Os setores mais conservadores da sociedade, quando tentam justificar os anos de chumbo da ditadura militar, sempre repetem que havia uma guerra no país, que era necessária uma reação contra grupos extremistas que pretendiam instalar aqui uma ditadura comunista, de esquerda. De fato, é preciso concordar que havia, especialmente do fim da década de 1960 ao início da década de 1970, de fato um confronto de ideias extremistas, de um lado e de outro do espectro ideológico, que compôs o formato em que se instalou na América Latina – não apenas aqui – a Guerra Fria. Mas é preciso pontuar que tal confronto não justificaria mais de vinte anos de ditadura e boa parte dos abusos contra os direitos humanos que foram cometidos.
Primeiro, a opção mais extremista, pela luta armada pelo lado da esquerda, ocupa apenas uma parte menor de todo o período da ditadura, que vai do final da década de 1960 até 1976, talvez tendo como marco final a Chacina da Lapa, que dizimou a direção central do PCdoB. E a ditadura militar iniciou-se em 1964 e só foi terminar em 1985. Além disso, boa parte daqueles que foram torturados, assassinados ou desapareceram não estavam envolvidos com a luta armada. O PCB, por exemplo, sempre foi contra ela, o que não poupou seus líderes. A tal “guerra” também não justifica as mortes de Vladimir Herzog, Rubens Paiva, e outros.
Além disso, a tal “guerra”, se não justifica tudo, também tem um desfecho curioso: trata-se de um combate sem vencedor, em que ambos os lados, nas suas ideias, foram derrotados pela história. Os generais, com seus uniformes e rituais belicistas, foram o ranço final da trupe de ditadores de direita que se instalou no mundo desde a década de 1930 (Franco, Salazar, Pinochet, Mussolini, Hitler). Por outro lado, a juventude que optou pela luta armada encantou-se com os discursos de igualdade de outras ditaduras igualmente cruéis e igualmente farsantes, na União Soviética de Stálin, na China de Mao.
Os que venceram o confronto, de fato, foram aqueles que combateram a ditadura de direita não para instalar uma ditadura de esquerda, mas para restabelecer a democracia. Gente como Juscelino Kubitschek, Ulysses Guimarães. A única diferença entre os lados derrotados, no entanto, é que um deles parece ter amadurecido em suas ideias. Enquanto o outro continua a todo custo tentando se apegar a suas ideias esclerosadas. Ou alguém imagina que a presidenta Dilma Rousseff ainda pretende implantar uma ditadura de esquerda no Brasil? Há em alguma manifestação dela ou de qualquer outro antigo militante de esquerda que pegou em armas na década de 1960 e hoje está no poder alguma coisa parecida com as notas e manifestações patéticas que continuam fazendo muitos dos defensores do regime militar? O fato é que houve, da parte das correntes de esquerdas, uma revisão pública das crenças que marcaram suas ações nos anos de 1960 e 1970, o que não houve – nem esboço disso – do outro lado.
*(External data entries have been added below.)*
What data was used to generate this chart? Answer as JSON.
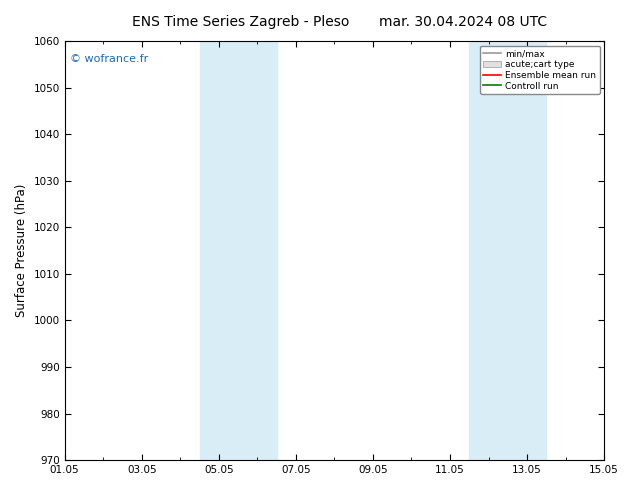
{
  "title": "ENS Time Series Zagreb - Pleso",
  "title2": "mar. 30.04.2024 08 UTC",
  "ylabel": "Surface Pressure (hPa)",
  "ylim": [
    970,
    1060
  ],
  "yticks": [
    970,
    980,
    990,
    1000,
    1010,
    1020,
    1030,
    1040,
    1050,
    1060
  ],
  "xlim_days": [
    0,
    14
  ],
  "xtick_labels": [
    "01.05",
    "03.05",
    "05.05",
    "07.05",
    "09.05",
    "11.05",
    "13.05",
    "15.05"
  ],
  "xtick_positions": [
    0,
    2,
    4,
    6,
    8,
    10,
    12,
    14
  ],
  "shade_bands": [
    {
      "xmin": 3.5,
      "xmax": 5.5,
      "color": "#d9edf7"
    },
    {
      "xmin": 10.5,
      "xmax": 12.5,
      "color": "#d9edf7"
    }
  ],
  "watermark": "© wofrance.fr",
  "watermark_color": "#1a6bb5",
  "bg_color": "#ffffff",
  "plot_bg_color": "#ffffff",
  "legend_entries": [
    "min/max",
    "acute;cart type",
    "Ensemble mean run",
    "Controll run"
  ],
  "legend_line_colors": [
    "#999999",
    "#cccccc",
    "#ff0000",
    "#008000"
  ],
  "title_fontsize": 10,
  "tick_fontsize": 7.5,
  "ylabel_fontsize": 8.5
}
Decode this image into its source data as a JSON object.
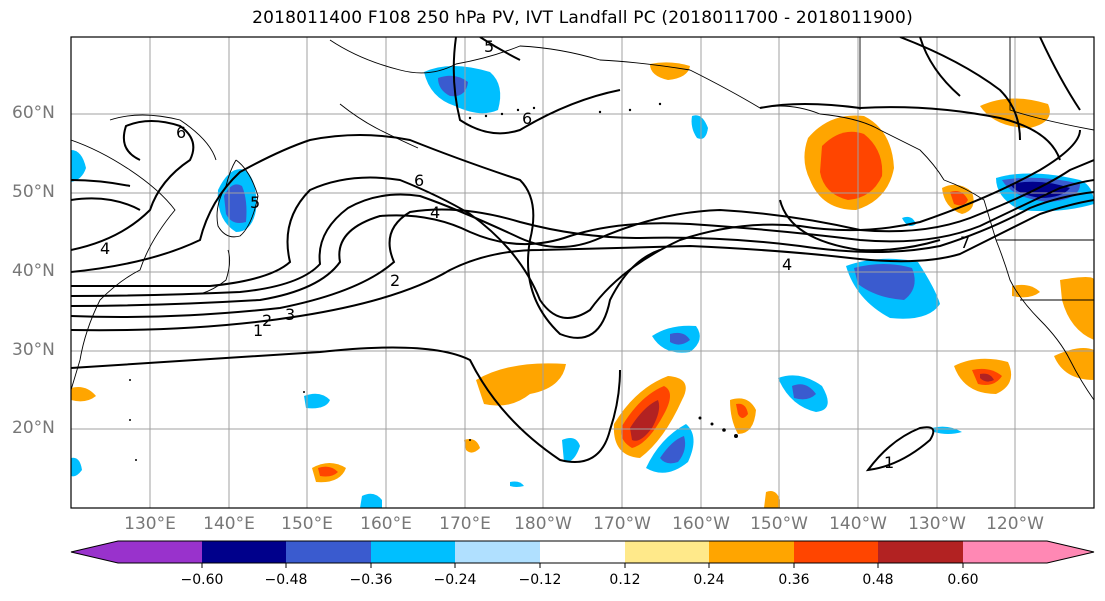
{
  "title": "2018011400 F108 250 hPa PV, IVT Landfall PC (2018011700 - 2018011900)",
  "lat_labels": [
    "60°N",
    "50°N",
    "40°N",
    "30°N",
    "20°N"
  ],
  "lon_labels": [
    "130°E",
    "140°E",
    "150°E",
    "160°E",
    "170°E",
    "180°W",
    "170°W",
    "160°W",
    "150°W",
    "140°W",
    "130°W",
    "120°W"
  ],
  "contour_labels": [
    "1",
    "2",
    "3",
    "4",
    "5",
    "6",
    "6",
    "4",
    "7",
    "1",
    "2",
    "4",
    "5",
    "6"
  ],
  "colorbar": {
    "tick_labels": [
      "−0.60",
      "−0.48",
      "−0.36",
      "−0.24",
      "−0.12",
      "0.12",
      "0.24",
      "0.36",
      "0.48",
      "0.60"
    ],
    "colors": [
      "#9932cc",
      "#00008b",
      "#3a5bcf",
      "#00bfff",
      "#b0e0ff",
      "#ffffff",
      "#ffe98a",
      "#ffa500",
      "#ff4500",
      "#b22222",
      "#ff88b4"
    ]
  },
  "anomaly_colors": {
    "neg_light": "#00bfff",
    "neg_mid": "#3a5bcf",
    "neg_dark": "#00008b",
    "pos_light": "#ffe98a",
    "pos_mid": "#ffa500",
    "pos_high": "#ff4500",
    "pos_dark": "#b22222"
  }
}
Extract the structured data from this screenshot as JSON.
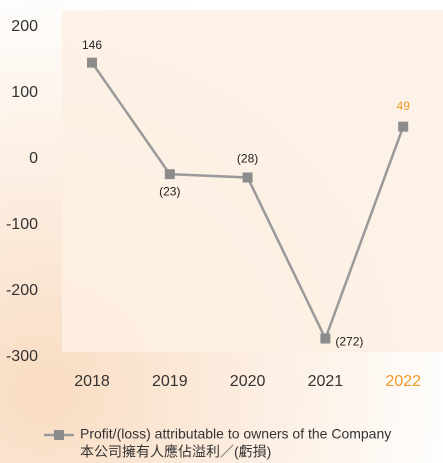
{
  "chart_data": {
    "type": "line",
    "categories": [
      "2018",
      "2019",
      "2020",
      "2021",
      "2022"
    ],
    "category_colors": [
      "#333333",
      "#333333",
      "#333333",
      "#333333",
      "#f39a2b"
    ],
    "series": [
      {
        "name": "Profit/(loss) attributable to owners of the Company",
        "name_zh": "本公司擁有人應佔溢利／(虧損)",
        "color": "#9a9a9a",
        "marker_color": "#8c8c8c",
        "values": [
          146,
          -23,
          -28,
          -272,
          49
        ],
        "value_labels": [
          "146",
          "(23)",
          "(28)",
          "(272)",
          "49"
        ],
        "value_label_colors": [
          "#222222",
          "#222222",
          "#222222",
          "#222222",
          "#f39a2b"
        ]
      }
    ],
    "ylim": [
      -300,
      200
    ],
    "yticks": [
      -300,
      -200,
      -100,
      0,
      100,
      200
    ],
    "grid": false,
    "legend": "bottom"
  }
}
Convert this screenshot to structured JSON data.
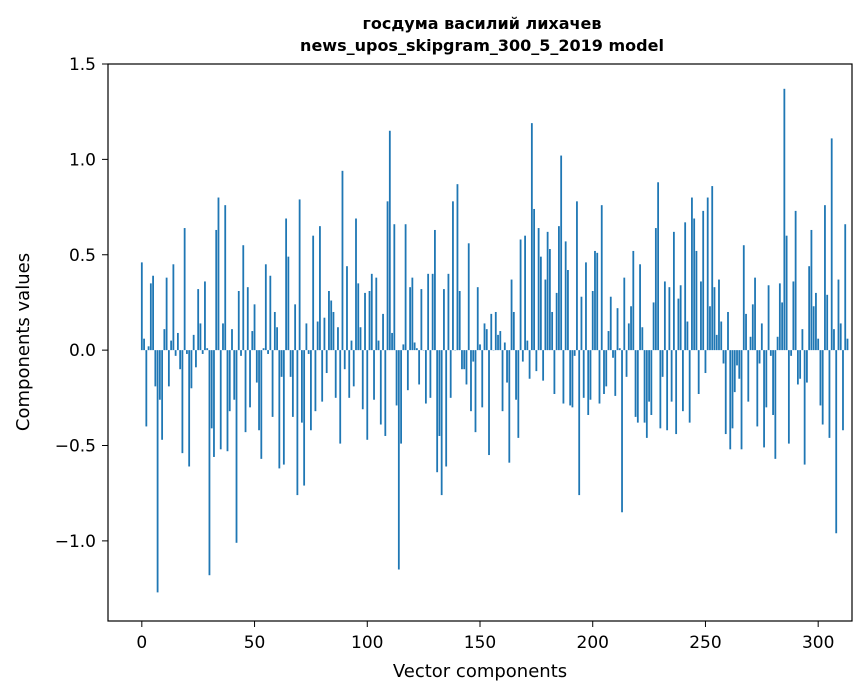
{
  "chart_data": {
    "type": "bar",
    "title_line1": "госдума василий лихачев",
    "title_line2": "news_upos_skipgram_300_5_2019 model",
    "xlabel": "Vector components",
    "ylabel": "Components values",
    "xlim": [
      -15,
      315
    ],
    "ylim": [
      -1.42,
      1.5
    ],
    "xticks": [
      0,
      50,
      100,
      150,
      200,
      250,
      300
    ],
    "yticks": [
      1.5,
      1.0,
      0.5,
      0.0,
      -0.5,
      -1.0
    ],
    "ytick_labels": [
      "1.5",
      "1.0",
      "0.5",
      "0.0",
      "−0.5",
      "−1.0"
    ],
    "grid": false,
    "bar_color": "#1f77b4",
    "values": [
      0.46,
      0.06,
      -0.4,
      0.02,
      0.35,
      0.39,
      -0.19,
      -1.27,
      -0.26,
      -0.47,
      0.11,
      0.38,
      -0.19,
      0.05,
      0.45,
      -0.03,
      0.09,
      -0.1,
      -0.54,
      0.64,
      -0.02,
      -0.61,
      -0.2,
      0.08,
      -0.09,
      0.32,
      0.14,
      -0.02,
      0.36,
      0.01,
      -1.18,
      -0.41,
      -0.56,
      0.63,
      0.8,
      -0.52,
      0.14,
      0.76,
      -0.53,
      -0.32,
      0.11,
      -0.26,
      -1.01,
      0.31,
      -0.03,
      0.55,
      -0.43,
      0.33,
      -0.3,
      0.1,
      0.24,
      -0.17,
      -0.42,
      -0.57,
      0.01,
      0.45,
      -0.02,
      0.39,
      -0.35,
      0.2,
      0.12,
      -0.62,
      -0.14,
      -0.6,
      0.69,
      0.49,
      -0.14,
      -0.35,
      0.24,
      -0.76,
      0.79,
      -0.38,
      -0.71,
      0.14,
      -0.02,
      -0.42,
      0.6,
      -0.32,
      0.15,
      0.65,
      -0.27,
      0.17,
      -0.12,
      0.31,
      0.26,
      0.2,
      -0.25,
      0.12,
      -0.49,
      0.94,
      -0.1,
      0.44,
      -0.25,
      0.05,
      -0.19,
      0.69,
      0.35,
      0.12,
      -0.31,
      0.3,
      -0.47,
      0.31,
      0.4,
      -0.26,
      0.38,
      0.05,
      -0.39,
      0.19,
      -0.45,
      0.78,
      1.15,
      0.09,
      0.66,
      -0.29,
      -1.15,
      -0.49,
      0.03,
      0.66,
      -0.21,
      0.33,
      0.38,
      0.04,
      0.01,
      -0.18,
      0.32,
      0.0,
      -0.28,
      0.4,
      -0.25,
      0.4,
      0.63,
      -0.64,
      -0.45,
      -0.76,
      0.32,
      -0.61,
      0.4,
      -0.25,
      0.78,
      0.0,
      0.87,
      0.31,
      -0.1,
      -0.1,
      -0.18,
      0.56,
      -0.32,
      -0.06,
      -0.43,
      0.33,
      0.03,
      -0.3,
      0.14,
      0.11,
      -0.55,
      0.19,
      0.0,
      0.2,
      0.08,
      0.1,
      -0.32,
      0.04,
      -0.17,
      -0.59,
      0.37,
      0.2,
      -0.26,
      -0.46,
      0.58,
      -0.06,
      0.6,
      0.05,
      -0.15,
      1.19,
      0.74,
      -0.11,
      0.64,
      0.49,
      -0.16,
      0.37,
      0.62,
      0.53,
      0.2,
      -0.23,
      0.3,
      0.65,
      1.02,
      -0.28,
      0.57,
      0.42,
      -0.29,
      -0.3,
      -0.03,
      0.78,
      -0.76,
      0.28,
      -0.25,
      0.46,
      -0.34,
      -0.26,
      0.31,
      0.52,
      0.51,
      -0.28,
      0.76,
      -0.23,
      -0.19,
      0.1,
      0.28,
      -0.04,
      -0.24,
      0.22,
      0.01,
      -0.85,
      0.38,
      -0.14,
      0.14,
      0.23,
      0.52,
      -0.35,
      -0.38,
      0.45,
      0.12,
      -0.38,
      -0.46,
      -0.27,
      -0.34,
      0.25,
      0.64,
      0.88,
      -0.41,
      -0.14,
      0.36,
      -0.42,
      0.33,
      -0.27,
      0.62,
      -0.44,
      0.27,
      0.34,
      -0.32,
      0.67,
      0.15,
      -0.38,
      0.8,
      0.69,
      0.52,
      -0.23,
      0.36,
      0.73,
      -0.12,
      0.8,
      0.23,
      0.86,
      0.33,
      0.08,
      0.37,
      0.15,
      -0.07,
      -0.44,
      0.2,
      -0.52,
      -0.41,
      -0.22,
      -0.08,
      -0.15,
      -0.52,
      0.55,
      0.19,
      -0.27,
      0.07,
      0.24,
      0.38,
      -0.4,
      -0.07,
      0.14,
      -0.51,
      -0.3,
      0.34,
      -0.03,
      -0.34,
      -0.57,
      0.07,
      0.35,
      0.25,
      1.37,
      0.6,
      -0.49,
      -0.03,
      0.36,
      0.73,
      -0.18,
      -0.15,
      0.11,
      -0.6,
      -0.17,
      0.44,
      0.63,
      0.23,
      0.3,
      0.06,
      -0.29,
      -0.39,
      0.76,
      0.29,
      -0.46,
      1.11,
      0.11,
      -0.96,
      0.37,
      0.14,
      -0.42,
      0.66,
      0.06
    ]
  }
}
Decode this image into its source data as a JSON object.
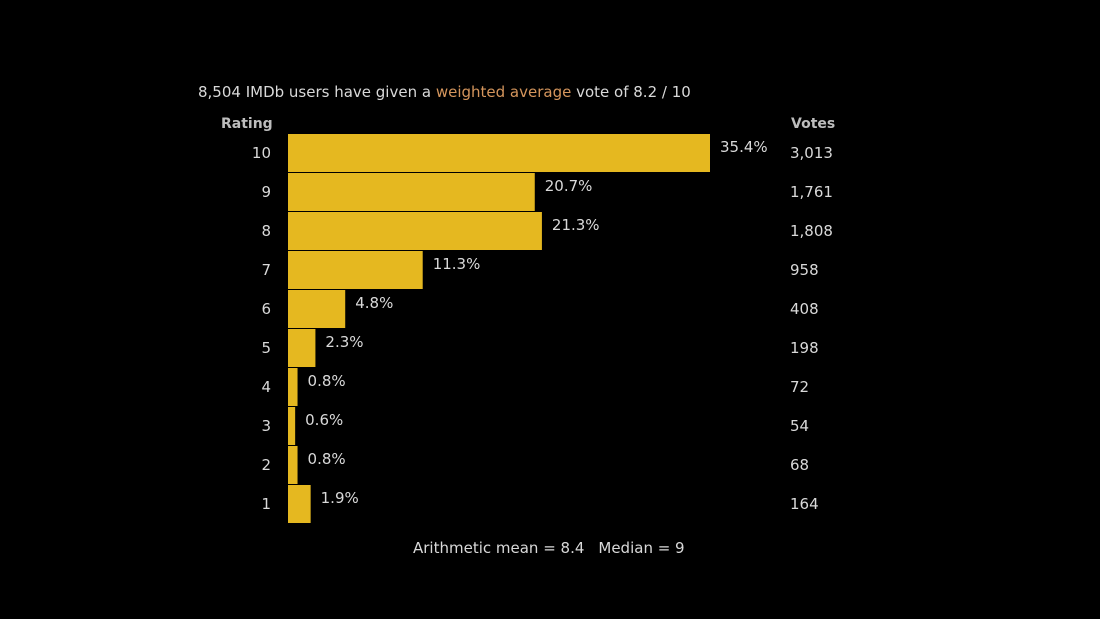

Ao se comportarem da forma como se comportam, os defensores do regime militar colaboram para que se mantenha no país uma página da história que na atual conjuntura posterior à Guerra Fria já não faz mais nenhum sentido. Agora, é essa turma conservadora que continua, como disse Caetano Veloso sobre os jovens de esquerda lá na década de 60, querendo combater, hoje, “o velhote inimigo que morreu ontem”. Espalham um ódio impressionante contra uma coisa que não mais existe. Mas conseguem, assim, evitar que o país, finalmente, vire a página daquele período.
Está na pauta do Supremo Tribunal Federal (STF) a ação da Ordem dos Advogados do Brasil (OAB) que pede uma revisão da Lei da Anistia. Tomara que, desta vez, os ministros do Supremo não vejam nesse pedido um aspecto revanchista, mas apenas a necessidade, repetindo outros países que também tiveram suas ditaduras militares, de que todos prestem suas contas com a história. Com a ajuda da Comissão da Verdade e da implantação da Lei de Acesso à Informação, para que se vire a página. Não para que haja vinganças pessoais. Mas para que a ditadura militar, finalmente, acabe de uma vez.